Multi-level bullet list

  • Asd fasdf asdf
  • Asdf
    • Asd
    • F a
    • Sdf
      • Asdf
      • Asdfasdfasd fasdf asdf
      • Asdf

Numbered list

  1. Asd fa
  2. Sdf
  3. Asd
  4. F as
  5. Df

Multi-level numberered list

  1. Asd fasdf
  2. Asdf
  3. Asd
  4. F asd
  5. Fas df
  6. asdfasdf
    1. Asdf
    2. Asd
    3. asdf

Links

https://google.com

This is also a link


Issues with pandoc docx to xwiki

When I use pandoc to directly convert docx to xwiki, the external links, bullet lists and numbered hierarchical lists are coming out not well in the final display:

Bullet list

  • Asdf asdf

  • Asdf asdf

  • Asd fasdf asd

  • F asd fasdf

Multi-level bullet list

  • Asd fasdf asdf

  • Asdf

    • Asd

    • F a

    • Sdf

      • Asdf

      • Asdfasdfasd fasdf asdf

      • Asdf

Numbered list

  1. Asd fa

  2. Sdf

  3. Asd

  4. F as

  5. Df

Multi-level numberered list

  1. Asd fasdf

  2. Asdf

  3. Asd

    1. F asd

    1. Fas df

    1. asdfasdf

      1. Asdf

      1. Asd

      1. asdf

Links

https://google.com__

This is also a link


pandoc docx to xwiki output.txt (1.2 KB)

True, could (partly) reproduce. The Pandoc xwiki converter seems to have a problem with multi-level lists.
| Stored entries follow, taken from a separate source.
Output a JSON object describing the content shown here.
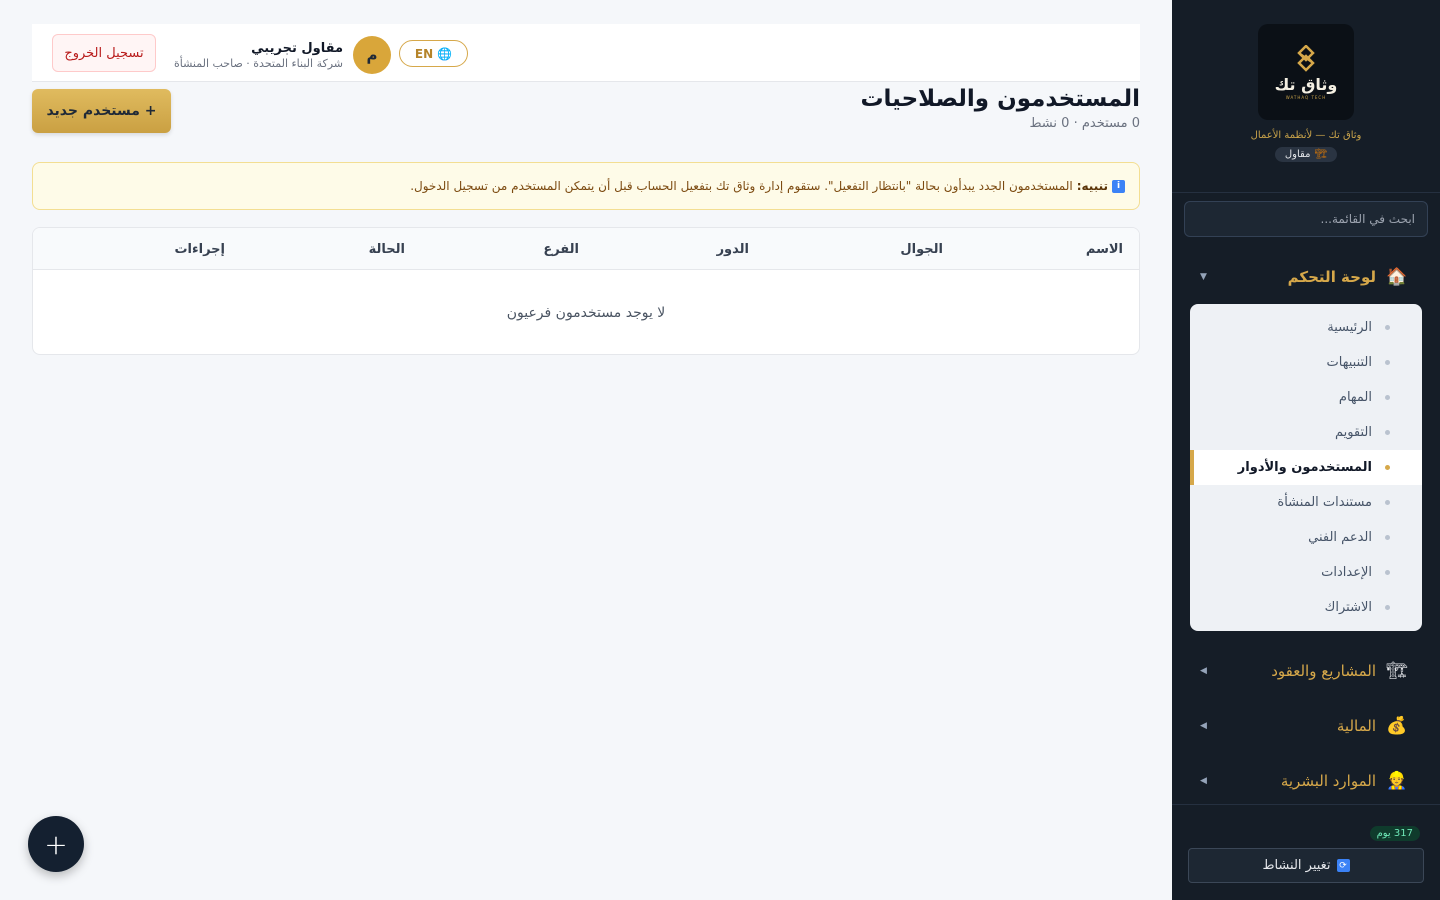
{
  "brand": {
    "logo_text": "وثاق تك",
    "logo_subtext": "WATHAQ TECH",
    "tagline": "وثاق تك — لأنظمة الأعمال",
    "role_chip": "مقاول"
  },
  "sidebar": {
    "search_placeholder": "ابحث في القائمة...",
    "groups": [
      {
        "label": "لوحة التحكم",
        "icon": "house-icon",
        "expanded": true,
        "items": [
          {
            "label": "الرئيسية"
          },
          {
            "label": "التنبيهات"
          },
          {
            "label": "المهام"
          },
          {
            "label": "التقويم"
          },
          {
            "label": "المستخدمون والأدوار",
            "active": true
          },
          {
            "label": "مستندات المنشأة"
          },
          {
            "label": "الدعم الفني"
          },
          {
            "label": "الإعدادات"
          },
          {
            "label": "الاشتراك"
          }
        ]
      },
      {
        "label": "المشاريع والعقود",
        "icon": "crane-icon",
        "expanded": false
      },
      {
        "label": "المالية",
        "icon": "money-bag-icon",
        "expanded": false
      },
      {
        "label": "الموارد البشرية",
        "icon": "person-icon",
        "expanded": false
      }
    ],
    "days_badge": "317 يوم",
    "switch_label": "تغيير النشاط"
  },
  "topbar": {
    "logout_label": "تسجيل الخروج",
    "user_name": "مقاول تجريبي",
    "user_sub": "شركة البناء المتحدة · صاحب المنشأة",
    "avatar_letter": "م",
    "lang_label": "EN"
  },
  "page": {
    "title": "المستخدمون والصلاحيات",
    "subtitle": "0 مستخدم · 0 نشط",
    "new_user_label": "+ مستخدم جديد"
  },
  "notice": {
    "lead": "تنبيه:",
    "text": "المستخدمون الجدد يبدأون بحالة \"بانتظار التفعيل\". ستقوم إدارة وثاق تك بتفعيل الحساب قبل أن يتمكن المستخدم من تسجيل الدخول."
  },
  "table": {
    "columns": [
      "الاسم",
      "الجوال",
      "الدور",
      "الفرع",
      "الحالة",
      "إجراءات"
    ],
    "empty_text": "لا يوجد مستخدمون فرعيون"
  },
  "fab_label": "+",
  "colors": {
    "accent": "#d6a84a",
    "sidebar_bg": "#151d27",
    "danger": "#b91c1c"
  }
}
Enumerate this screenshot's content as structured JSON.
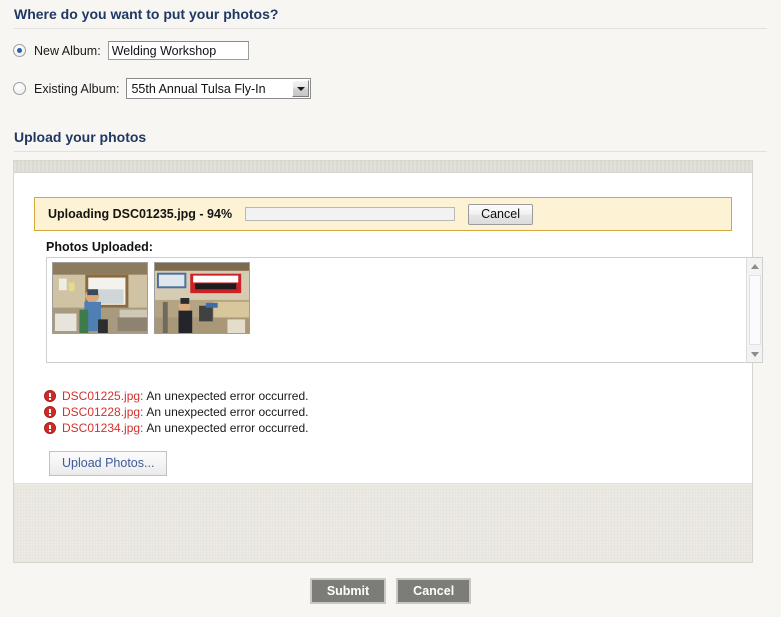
{
  "sections": {
    "album": {
      "heading": "Where do you want to put your photos?"
    },
    "upload": {
      "heading": "Upload your photos"
    }
  },
  "album_form": {
    "new_album": {
      "label": "New Album:",
      "selected": true,
      "value": "Welding Workshop",
      "placeholder": ""
    },
    "existing_album": {
      "label": "Existing Album:",
      "selected": false,
      "value": "55th Annual Tulsa Fly-In",
      "options": [
        "55th Annual Tulsa Fly-In"
      ]
    }
  },
  "uploader": {
    "status_text": "Uploading DSC01235.jpg - 94%",
    "current_file": "DSC01235.jpg",
    "progress_percent": 94,
    "cancel_label": "Cancel",
    "photos_uploaded_label": "Photos Uploaded:",
    "thumbnails": [
      {
        "alt": "Man in blue shirt standing in workshop by a bright window"
      },
      {
        "alt": "Workshop with red LINCOLN ELECTRIC banner and person below it"
      }
    ],
    "errors": [
      {
        "file": "DSC01225.jpg:",
        "message": "An unexpected error occurred."
      },
      {
        "file": "DSC01228.jpg:",
        "message": "An unexpected error occurred."
      },
      {
        "file": "DSC01234.jpg:",
        "message": "An unexpected error occurred."
      }
    ],
    "upload_button_label": "Upload Photos..."
  },
  "actions": {
    "submit_label": "Submit",
    "cancel_label": "Cancel"
  },
  "colors": {
    "heading": "#1f3864",
    "progress": "#1a9ad4",
    "banner_bg": "#fdf2d4",
    "banner_border": "#d2a93f",
    "error_text": "#d4312c",
    "action_button": "#7c7c78",
    "link_text": "#3d5a96"
  }
}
Actually it just requires a very small manual correction: in the xwiki source format generated by Pandoc, remove the empty lines between the levels.

This is what it looks like before the correction:
http://playground.xwiki.org/xwiki/bin/view/Sandbox/pandoc_test_docx2xwiki
(Note that it still looks better than what you posted here - maybe that’s because you just copied and pasted into your post.)

And this after the correction, which seems fine:
http://playground.xwiki.org/xwiki/bin/view/Sandbox/pandoc_test_docx2xwiki2

Not sure though whether this forum is the right place to address this.

A workaround could be to do the cleanup of the empty lines scripted. But this issue isn’t the only one. You can unwillingly apply so many weird formattings in a Word document which you just don’t see and don’t notice (even after displaying the hidden format symbols) but hinder the converter to function correctly. And after downloading from Google Docs, it’s even worse because also GDocs has the same problem of unwanted weird formattings which occur after working a while with the doc. There’s no easy general solution I’m afraid.

1 Like

Why don’t you use the office importer feature of xwiki, it’s the best solution to import docx docs into XWiki? See Office Importer Application (XWiki.org)

@vmassol Not my preferred solution because a Libre Office server instance is required. But yes, I will test that too, thanks.

Just found this topic, one additional remark: Pandoc’s XWiki syntax implementation is not maintained by the XWiki development team and I don’t think the developers of Pandoc monitor this forum. So please report a bug in their issue tracker if you want this to be fixed in Pandoc.